3.2 Seasonal and Annual Landslide Behavior
To assess the behavior of landslides occurring in wet and dry climates, we selected a subset of 38 landslides spanning more than an order of magnitude in 30-year mean precipitation (Figure 2 and Table S4). The subset of landslides consisted of different landslide types, rock types, and occurred in different environments including coastal and inland regions, as well as developed and undeveloped areas.
Annual downslope velocities (± bootstrap uncertainty) averaged over the full study period ranged from 0.85 ± 0.56 to 9.7 ± 1.2 cm/yr (Table S4). Landslides occurring in both wet and dry regions of California exhibited seasonal kinematic changes in response to seasonal precipitation each year (Figure 2). Each landslide accelerated in response to infiltrating rainfall during the wet season before decelerating back to lower rates, or completely stopping, during the dry season.
The landslides also responded to changes in seasonal rainfall each year. We found large changes in seasonal precipitation caused large changes in displacement (Figures 2 and 3). While there is no clear relationship between velocity, precipitation, and landslide size (Figures 3 and S5), the landslides moved faster than average during the wetter WY2017 and WY2019, and slower than average during the drier WY2016 and WY2018 (Figure 3). Interestingly, we observed the largest displacement at a single landslide during the drier than average WY2018 (Figure 2). This landslide is located on the coast and is likely subject to other driving forces such as debuttressing from wave erosion at its toe (see location of “landslide 22” in Table S4). However, we cannot constrain additional driving forces with our dataset. While we did detect several other coastal landslides, most of their motion appears to be driven by rainfall (Figure 2).

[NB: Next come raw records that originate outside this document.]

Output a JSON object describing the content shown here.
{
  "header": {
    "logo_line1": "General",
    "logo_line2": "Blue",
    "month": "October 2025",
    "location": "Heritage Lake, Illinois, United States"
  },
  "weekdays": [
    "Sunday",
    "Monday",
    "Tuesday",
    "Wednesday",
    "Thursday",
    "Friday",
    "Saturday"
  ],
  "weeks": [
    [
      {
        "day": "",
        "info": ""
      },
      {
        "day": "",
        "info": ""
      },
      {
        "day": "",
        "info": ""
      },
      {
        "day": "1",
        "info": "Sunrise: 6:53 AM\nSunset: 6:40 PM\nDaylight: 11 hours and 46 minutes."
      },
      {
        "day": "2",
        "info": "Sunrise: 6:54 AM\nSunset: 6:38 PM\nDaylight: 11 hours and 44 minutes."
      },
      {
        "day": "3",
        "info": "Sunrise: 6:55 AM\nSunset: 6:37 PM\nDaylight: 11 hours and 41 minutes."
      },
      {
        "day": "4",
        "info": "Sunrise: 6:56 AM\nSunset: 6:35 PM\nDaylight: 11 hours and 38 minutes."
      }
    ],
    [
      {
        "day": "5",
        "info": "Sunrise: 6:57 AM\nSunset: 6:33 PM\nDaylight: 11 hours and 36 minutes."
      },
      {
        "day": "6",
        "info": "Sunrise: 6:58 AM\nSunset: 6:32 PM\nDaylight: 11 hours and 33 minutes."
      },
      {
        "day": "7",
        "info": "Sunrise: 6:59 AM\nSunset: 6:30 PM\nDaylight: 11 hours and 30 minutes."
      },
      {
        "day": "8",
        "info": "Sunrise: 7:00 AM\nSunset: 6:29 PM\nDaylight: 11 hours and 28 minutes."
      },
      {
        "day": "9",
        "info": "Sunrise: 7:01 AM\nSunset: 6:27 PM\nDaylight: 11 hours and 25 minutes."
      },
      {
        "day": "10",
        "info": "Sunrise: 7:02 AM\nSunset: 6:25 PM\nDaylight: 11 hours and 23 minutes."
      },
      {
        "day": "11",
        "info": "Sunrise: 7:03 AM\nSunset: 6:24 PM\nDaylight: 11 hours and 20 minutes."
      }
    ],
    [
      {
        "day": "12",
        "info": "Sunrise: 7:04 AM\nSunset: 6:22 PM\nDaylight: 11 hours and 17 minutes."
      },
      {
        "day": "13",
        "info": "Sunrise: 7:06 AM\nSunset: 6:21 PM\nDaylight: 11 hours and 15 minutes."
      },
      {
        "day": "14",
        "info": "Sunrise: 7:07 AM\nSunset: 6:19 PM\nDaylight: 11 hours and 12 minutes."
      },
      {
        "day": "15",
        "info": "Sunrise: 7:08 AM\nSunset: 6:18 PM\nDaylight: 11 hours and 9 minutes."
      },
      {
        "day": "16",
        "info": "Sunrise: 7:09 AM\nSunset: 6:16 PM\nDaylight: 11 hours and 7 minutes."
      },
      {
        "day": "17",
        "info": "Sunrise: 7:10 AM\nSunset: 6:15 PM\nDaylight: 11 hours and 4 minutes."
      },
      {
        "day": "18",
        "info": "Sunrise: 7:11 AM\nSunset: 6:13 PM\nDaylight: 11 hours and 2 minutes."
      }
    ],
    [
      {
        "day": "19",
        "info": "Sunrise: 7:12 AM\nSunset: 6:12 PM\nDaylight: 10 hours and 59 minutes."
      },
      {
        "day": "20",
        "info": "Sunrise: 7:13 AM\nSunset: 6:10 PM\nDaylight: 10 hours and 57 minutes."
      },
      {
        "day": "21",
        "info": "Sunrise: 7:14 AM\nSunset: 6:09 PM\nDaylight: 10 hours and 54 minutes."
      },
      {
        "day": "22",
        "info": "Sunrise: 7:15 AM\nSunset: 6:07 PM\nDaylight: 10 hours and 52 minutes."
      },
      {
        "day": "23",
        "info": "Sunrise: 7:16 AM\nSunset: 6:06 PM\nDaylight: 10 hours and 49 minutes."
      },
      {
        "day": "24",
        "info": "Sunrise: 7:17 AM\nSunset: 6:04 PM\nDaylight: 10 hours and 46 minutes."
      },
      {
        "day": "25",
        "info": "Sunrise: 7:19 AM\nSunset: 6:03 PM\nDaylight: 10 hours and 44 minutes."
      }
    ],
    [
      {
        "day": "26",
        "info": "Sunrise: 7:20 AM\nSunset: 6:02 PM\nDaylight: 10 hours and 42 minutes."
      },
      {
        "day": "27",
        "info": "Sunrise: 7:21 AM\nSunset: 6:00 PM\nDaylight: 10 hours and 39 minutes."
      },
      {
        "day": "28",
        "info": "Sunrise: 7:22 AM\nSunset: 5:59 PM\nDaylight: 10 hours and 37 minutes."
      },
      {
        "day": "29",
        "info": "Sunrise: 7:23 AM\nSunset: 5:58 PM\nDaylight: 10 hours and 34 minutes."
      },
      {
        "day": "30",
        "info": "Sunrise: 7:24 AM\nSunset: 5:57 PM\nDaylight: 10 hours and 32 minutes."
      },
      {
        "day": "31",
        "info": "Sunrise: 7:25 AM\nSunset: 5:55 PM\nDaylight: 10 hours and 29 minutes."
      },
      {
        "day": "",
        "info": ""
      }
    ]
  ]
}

Landslide sensitivity to precipitation also appeared to change during the study period. For instance, WY2016, which was the final year of the historic California drought, had both wetter and drier than average conditions in certain places, however all of the landslides were moving slower than average (velocity ratio < 1). WY2018 was drier than WY2016 across California, but a few landslides exhibited velocity ratios > 1. Our findings suggest that antecedent rainfall from the previous wet seasons, particularly the lingering impact of long-term droughts, likely play an important control on landslide behavior and sensitivity to rainfall.